— Доро-гой! Ильич!!
Опять грохот. Затем буйный марш, и рядами толпа валит между огромным цветником и зданием открытого театра к Нескучному на концерт. В рядах плывут клинобородые мужики, армейцы в шлемах, пионеры в красных галстуках, с голыми коленями, женщины в платочках, сельские бородатые захолустные фигуры и московские рабочие в картузах.
Даму отрезало рекой от театра. Она шепчет:
— Не выставка, а черт знает что! От пролетариата прохода нет. Видеть больше не могу!
Пиджак отзывается сиплым шепотом:
— Н-да, трудновато!
И их начинает вертеть в водовороте.
К центру цветника непрерывное паломничество отдельных фигур. Там знаменитый на всю Москву цветочный портрет Ленина. Вертикально поставленный, чуть наклонный, двускатный щит, обложенный землей, и на одном скате с изумительной точностью выращен из разноцветных цветов и трав громадный Ленин, до пояса. На противоположном скате отрывок из его речи.
Три электросолнца бьют сквозь легкие трельяжи, решетки и мачты открытого театра. Все дерево, все воздушное, сквозное, просторное. На громадной сцене медный оркестр льет вальс, и черным-черны скамьи от народу.
Тень покрывает город и Москву-реку. В фантастическом выставочном цветнике полумрак, и в нем цветочный Ленин кажется нарисованным на громадном полотне.
Павильоны, что тянутся по берегу реки к Нескучному, начинают светиться. Ослепительно ярко загорается павильон с гипсовыми мощными торсами, поддерживающими серые пожарные шланги. На фронтоне, на стене надписи. Пожары в деревне. Борьба с пожарами. В павильоне полный свет, но еще стоят внутри кой-где леса. Он еще не окончен.
— Не беспокойтесь, завтра откроют. Со мной так было: утром придешь, посмотришь работу, а вечером этого места не узнаешь — кончили!
И опять: свет, потом полумрак. Горит павильон Сельскосоюза. В стеклах дыни, груши. Рядом — темноватая глыба. Чернее подпись «Закрыто». В полумраке, в отсвете ламп с отдаленных фонарей, в кафе на берегу реки, едят и пьют. Сюда, на берег реки, еще не дали света.
По Москве-реке бегут огоньки на лодках. Стучит в отдалении мотор, и распластанный гидроплан прилепился к самому берегу.
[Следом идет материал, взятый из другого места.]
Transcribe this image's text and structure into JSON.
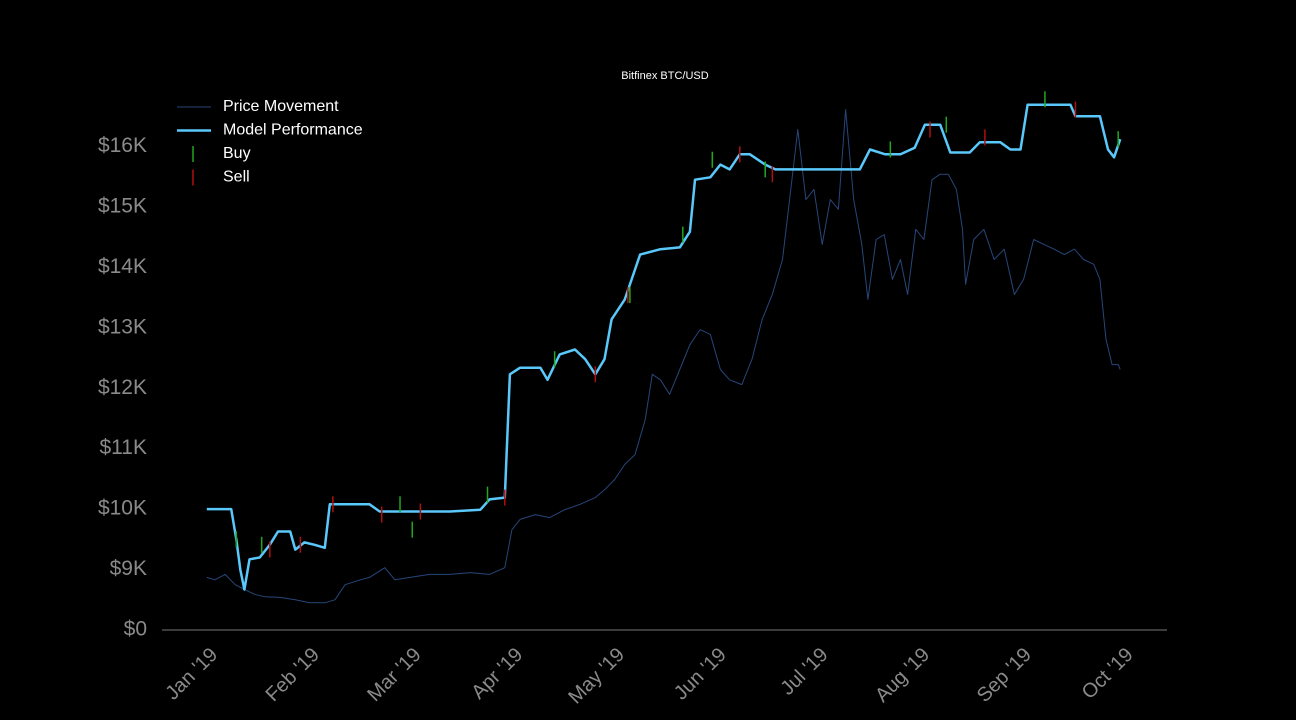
{
  "chart_data": {
    "type": "line",
    "title": "Bitfinex BTC/USD",
    "xlim": [
      -0.52,
      9.36
    ],
    "xticks": [
      {
        "value": 0,
        "label": "Jan '19"
      },
      {
        "value": 1,
        "label": "Feb '19"
      },
      {
        "value": 2,
        "label": "Mar '19"
      },
      {
        "value": 3,
        "label": "Apr '19"
      },
      {
        "value": 4,
        "label": "May '19"
      },
      {
        "value": 5,
        "label": "Jun '19"
      },
      {
        "value": 6,
        "label": "Jul '19"
      },
      {
        "value": 7,
        "label": "Aug '19"
      },
      {
        "value": 8,
        "label": "Sep '19"
      },
      {
        "value": 9,
        "label": "Oct '19"
      }
    ],
    "ylim": [
      0,
      17000
    ],
    "axis_break": [
      0,
      8000
    ],
    "yticks": [
      {
        "value": 0,
        "label": "$0"
      },
      {
        "value": 9000,
        "label": "$9K"
      },
      {
        "value": 10000,
        "label": "$10K"
      },
      {
        "value": 11000,
        "label": "$11K"
      },
      {
        "value": 12000,
        "label": "$12K"
      },
      {
        "value": 13000,
        "label": "$13K"
      },
      {
        "value": 14000,
        "label": "$14K"
      },
      {
        "value": 15000,
        "label": "$15K"
      },
      {
        "value": 16000,
        "label": "$16K"
      }
    ],
    "legend": "upper left",
    "series": [
      {
        "name": "Price Movement",
        "color": "#27467a",
        "mark": "line",
        "width": 1,
        "x": [
          -0.08,
          0,
          0.1,
          0.2,
          0.29,
          0.39,
          0.49,
          0.64,
          0.79,
          0.93,
          1.08,
          1.18,
          1.28,
          1.43,
          1.52,
          1.67,
          1.77,
          1.92,
          2.11,
          2.31,
          2.51,
          2.7,
          2.85,
          2.92,
          3.0,
          3.15,
          3.29,
          3.44,
          3.59,
          3.74,
          3.83,
          3.93,
          4.03,
          4.13,
          4.23,
          4.3,
          4.38,
          4.47,
          4.57,
          4.67,
          4.77,
          4.87,
          4.97,
          5.06,
          5.18,
          5.28,
          5.38,
          5.48,
          5.58,
          5.65,
          5.73,
          5.81,
          5.89,
          5.97,
          6.05,
          6.13,
          6.2,
          6.28,
          6.36,
          6.42,
          6.5,
          6.58,
          6.66,
          6.74,
          6.81,
          6.89,
          6.97,
          7.05,
          7.13,
          7.21,
          7.29,
          7.35,
          7.38,
          7.46,
          7.56,
          7.66,
          7.76,
          7.86,
          7.95,
          8.05,
          8.15,
          8.25,
          8.35,
          8.45,
          8.54,
          8.64,
          8.7,
          8.76,
          8.82,
          8.88,
          8.9
        ],
        "values": [
          8870,
          8830,
          8920,
          8750,
          8670,
          8590,
          8550,
          8540,
          8500,
          8450,
          8450,
          8500,
          8750,
          8830,
          8870,
          9030,
          8830,
          8870,
          8920,
          8920,
          8950,
          8920,
          9030,
          9660,
          9830,
          9910,
          9860,
          9990,
          10080,
          10190,
          10320,
          10490,
          10740,
          10900,
          11480,
          12230,
          12140,
          11900,
          12310,
          12720,
          12970,
          12890,
          12310,
          12140,
          12060,
          12480,
          13140,
          13550,
          14130,
          15120,
          16280,
          15120,
          15290,
          14380,
          15120,
          14960,
          16610,
          15120,
          14380,
          13470,
          14460,
          14540,
          13800,
          14130,
          13550,
          14630,
          14460,
          15450,
          15540,
          15540,
          15290,
          14630,
          13720,
          14460,
          14630,
          14130,
          14300,
          13550,
          13800,
          14460,
          14380,
          14300,
          14210,
          14300,
          14130,
          14050,
          13800,
          12810,
          12390,
          12390,
          12310
        ]
      },
      {
        "name": "Model Performance",
        "color": "#5ac8fa",
        "mark": "line",
        "width": 2.5,
        "x": [
          -0.08,
          0.16,
          0.21,
          0.25,
          0.29,
          0.34,
          0.44,
          0.54,
          0.62,
          0.74,
          0.79,
          0.88,
          0.98,
          1.08,
          1.13,
          1.52,
          1.62,
          1.82,
          2.02,
          2.31,
          2.61,
          2.7,
          2.85,
          2.9,
          3.0,
          3.2,
          3.27,
          3.39,
          3.54,
          3.64,
          3.74,
          3.83,
          3.9,
          4.03,
          4.18,
          4.38,
          4.57,
          4.67,
          4.72,
          4.87,
          4.97,
          5.06,
          5.16,
          5.26,
          5.41,
          5.51,
          5.75,
          6.05,
          6.34,
          6.44,
          6.59,
          6.74,
          6.88,
          6.98,
          7.13,
          7.23,
          7.42,
          7.52,
          7.72,
          7.82,
          7.92,
          7.99,
          8.21,
          8.41,
          8.46,
          8.7,
          8.78,
          8.84,
          8.9
        ],
        "values": [
          10000,
          10000,
          9500,
          9000,
          8670,
          9170,
          9200,
          9410,
          9630,
          9630,
          9330,
          9450,
          9410,
          9360,
          10080,
          10080,
          9960,
          9960,
          9960,
          9960,
          9990,
          10160,
          10190,
          12230,
          12340,
          12340,
          12140,
          12560,
          12640,
          12480,
          12230,
          12480,
          13140,
          13470,
          14210,
          14300,
          14330,
          14590,
          15450,
          15490,
          15700,
          15620,
          15870,
          15870,
          15700,
          15620,
          15620,
          15620,
          15620,
          15950,
          15870,
          15870,
          15980,
          16360,
          16360,
          15900,
          15900,
          16070,
          16070,
          15950,
          15950,
          16690,
          16690,
          16690,
          16500,
          16500,
          15950,
          15820,
          16120
        ]
      },
      {
        "name": "Buy",
        "color": "#1fa81f",
        "mark": "tick",
        "x": [
          0.21,
          0.46,
          1.82,
          1.94,
          2.68,
          3.34,
          4.08,
          4.6,
          4.89,
          5.41,
          6.64,
          7.19,
          8.16,
          8.88
        ],
        "values": [
          9500,
          9410,
          10080,
          9660,
          10240,
          12480,
          13540,
          14540,
          15780,
          15620,
          15950,
          16360,
          16780,
          16120
        ]
      },
      {
        "name": "Sell",
        "color": "#b01010",
        "mark": "tick",
        "x": [
          0.54,
          0.84,
          1.16,
          1.64,
          2.02,
          2.85,
          3.74,
          4.06,
          5.16,
          5.48,
          7.03,
          7.57,
          8.46
        ],
        "values": [
          9330,
          9410,
          10080,
          9910,
          9960,
          10190,
          12230,
          13540,
          15870,
          15540,
          16280,
          16150,
          16610
        ]
      }
    ]
  }
}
Армейцы в шлемах тучей облепили загородку, смотрят водяную алюминиевую птицу.
В полумраке же квадраты и шашечные клетки показательных орошаемых участков, темны и неясны очертания у цветников, окаймляющих павильоны рядом белых астр. Пахнут по-вечернему цветы табака.
По дорожкам народ группами стремится к Туркестанскому павильону, входит в него толпами. Внутри блестит причудливая деревянная резьба, свет волной. Снаружи он расписан пестро, ярко, необыкновенно.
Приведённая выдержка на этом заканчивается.